Saturday 4 April 2015

Still Coping

This getting back into ordinary life after a month in a foreign country is for the birds.  Speaking of birds here is one that I am currently drawing, a Glistening Green Tanager (no kidding, that's what they're called and here is an image):
 
If I had a million dollars I would give you a green bird, but not a real green bird, that's cruel (apologies to the Bare-Naked Ladies!)   Yes, it's a bird of Colombia (and Ecuador) and I know I'm no longer in Colombia (and have never been to Ecuador).
 
I am still having to force myself to get moving and to remind myself to do all the little acts of cleaning up after myself that used to be habit.  One month of not having to do a lot of things for myself has left me spoiled, soft and with a colossal sense of entitlement of which I feel deeply ashamed.  I had my first bus ride today and was appalled not at having missed one bus and having to wait five minutes for the next one, nor of the two minute stopover the driver made on the way, but of my unreasonable impatient reaction.  When I got home I laughed it off, knowing again how good we have it here compared to many other countries.
 
I still tire easily but have also noticed that the more I do the stronger I feel so I'm not worried about it.  I walked three miles through our wealthy neighbourhoods as far as a coffee shop in Kerrisdale where I sat with my current drawing and chatted a bit with the owner and one of the customers for the better part of two hours, then walked not quite all the way home.  The owner is kind of an ageing but pleasant and affable gen-x-er (but aren't they all ageing, just like the hippies half a generation ago) and he was playing the Smiths almost nonstop it seemed and anyone who remembers Morrissey and the Smiths http://en.wikipedia.org/wiki/The_Smiths will recall how utterly depressing they can be, so I mentioned to him that I haven't heard so much of the Smiths since Café S'il Vous Plait in 1994.  Another patron laughed at the analogy and for those of you who don't know about the fabled Café S'il Vous Plait here is a link:  http://www.yelp.ca/biz/cafe-sil-vous-plait-vancouver.  It used to attract a lot of young art students, musicians, writers and assorted misfits like me.  On my request he played the Kinks http://www.thekinks.info/ who are a lot more fun and great for getting ready for summer.  I have just had dinner and I am going downstairs in the next fifteen minutes to take my clothes from the dryer.
 
I did have one of my favourite (and occasional!) decadent treats today when I got home: two big steaming mugs of home made Vietnamese coffee.  Not exactly Vietnamese but still made with sweetened condensed milk, and not with real coffee since it was with decaf, but freshly brewed and very strong Colombian French decaf.  Ah!

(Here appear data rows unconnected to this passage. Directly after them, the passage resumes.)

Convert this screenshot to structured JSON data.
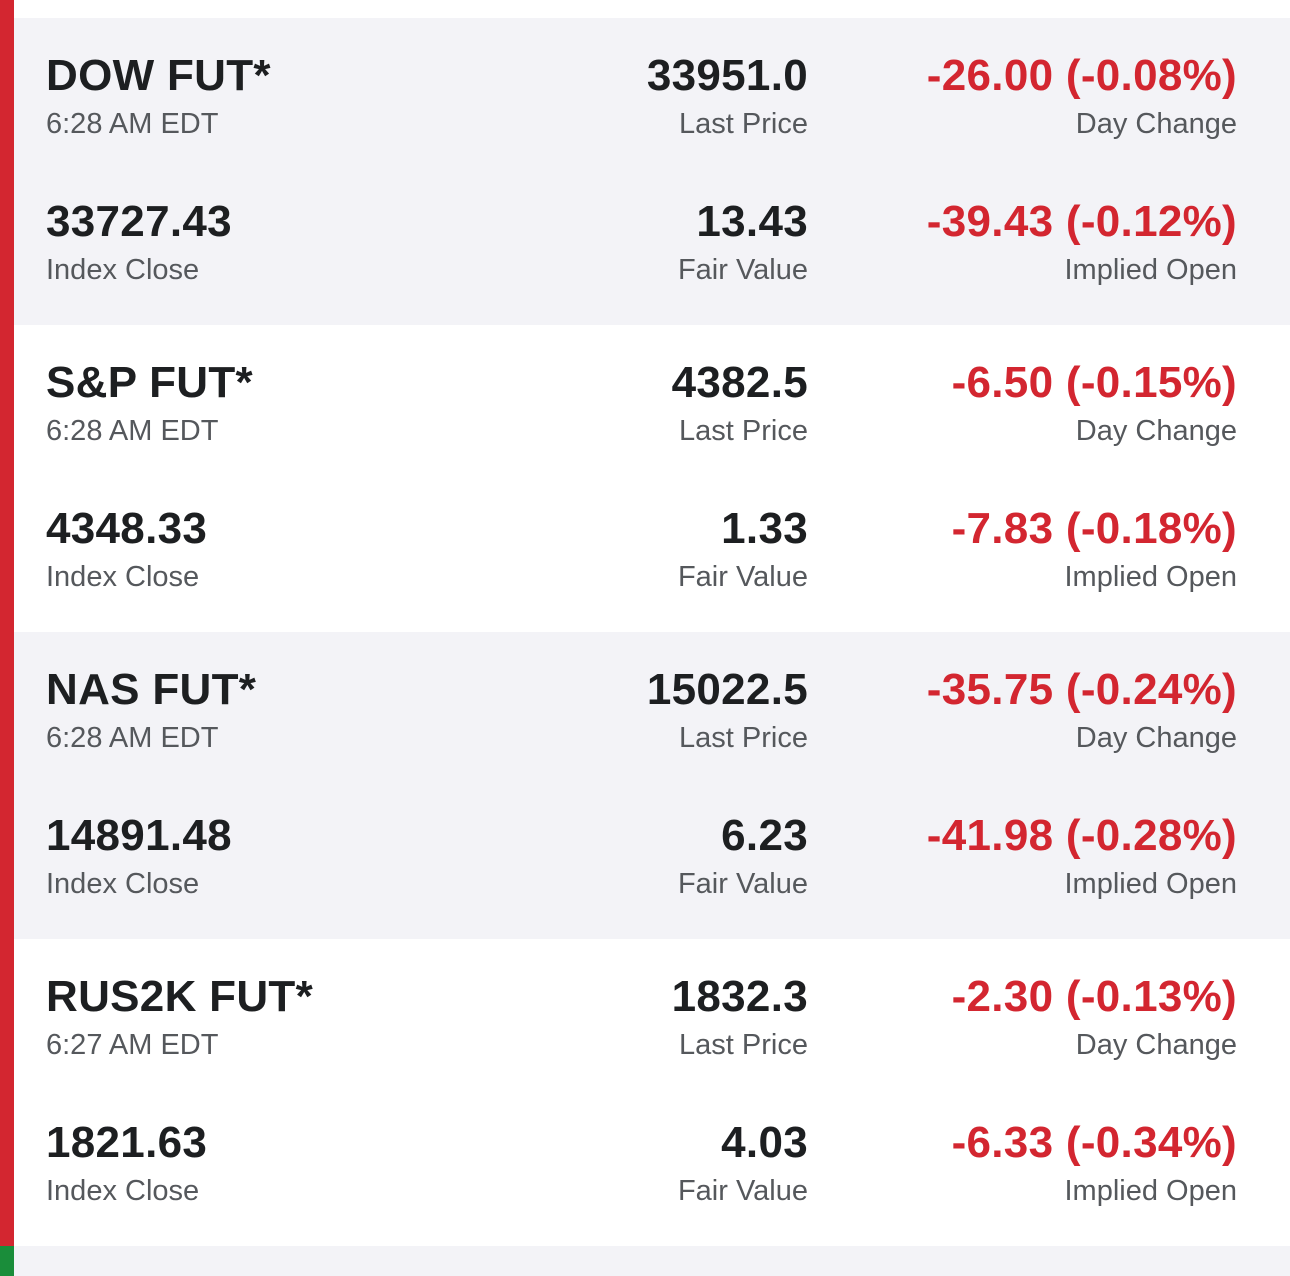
{
  "rows": [
    {
      "name": "DOW FUT*",
      "time": "6:28 AM EDT",
      "last_price": "33951.0",
      "last_price_label": "Last Price",
      "day_change": "-26.00 (-0.08%)",
      "day_change_label": "Day Change",
      "index_close": "33727.43",
      "index_close_label": "Index Close",
      "fair_value": "13.43",
      "fair_value_label": "Fair Value",
      "implied_open": "-39.43 (-0.12%)",
      "implied_open_label": "Implied Open"
    },
    {
      "name": "S&P FUT*",
      "time": "6:28 AM EDT",
      "last_price": "4382.5",
      "last_price_label": "Last Price",
      "day_change": "-6.50 (-0.15%)",
      "day_change_label": "Day Change",
      "index_close": "4348.33",
      "index_close_label": "Index Close",
      "fair_value": "1.33",
      "fair_value_label": "Fair Value",
      "implied_open": "-7.83 (-0.18%)",
      "implied_open_label": "Implied Open"
    },
    {
      "name": "NAS FUT*",
      "time": "6:28 AM EDT",
      "last_price": "15022.5",
      "last_price_label": "Last Price",
      "day_change": "-35.75 (-0.24%)",
      "day_change_label": "Day Change",
      "index_close": "14891.48",
      "index_close_label": "Index Close",
      "fair_value": "6.23",
      "fair_value_label": "Fair Value",
      "implied_open": "-41.98 (-0.28%)",
      "implied_open_label": "Implied Open"
    },
    {
      "name": "RUS2K FUT*",
      "time": "6:27 AM EDT",
      "last_price": "1832.3",
      "last_price_label": "Last Price",
      "day_change": "-2.30 (-0.13%)",
      "day_change_label": "Day Change",
      "index_close": "1821.63",
      "index_close_label": "Index Close",
      "fair_value": "4.03",
      "fair_value_label": "Fair Value",
      "implied_open": "-6.33 (-0.34%)",
      "implied_open_label": "Implied Open"
    }
  ],
  "colors": {
    "negative": "#d32630",
    "positive_stripe": "#1a8d3a",
    "shaded_bg": "#f3f3f7",
    "text_primary": "#1d1f21",
    "text_secondary": "#55585c"
  }
}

That exquisite clash of the richly bitter and the richly sweet that delights the palate with such incomparable ecstasies!
 
Getting back to birds I came across today the nest of a bushtit.  Bushtits, in case you don't really know, are a tiny species of chickadee, about the size of hummingbirds.  They fly around in maddened flocks bringing to mind the rampant and rampaging private schoolgirls from the 1955 British film, "The Belles of St. Trinian's."  https://www.youtube.com/watch?v=lgkQ_Ws-1Qs See it if you haven't so far.  It is a delight and hilarious with the Great Alastair Sim http://en.wikipedia.org/wiki/Alastair_Sim (who played Scrooge two years earlier in the classic film version of Dickens' "A Christmas Carol), in drag playing the headmistress of the school.  The teenage girls by the way are all engaged in a gambling ring among other vice.
 
Here is an image of the bushtit:
 
As I said they are absolutely tiny and pugnacious as all get-out.  Once I came across two of them on the sidewalk beating the shit out of each other.  I separated them so that they would fly off, as I didn't want them to turn into an easy snack for a marauding crow.
 
Here is an image of the nest I saw:
Neat piece of work, eh?  Like a ladies' purse,  I touched it and the texture was like soft suede or velvet.  The birds didn't like it and chirped up quite a fuss from inside.  Then one of them came out swinging a baseball bat at me.  (Just kidding about that last detail!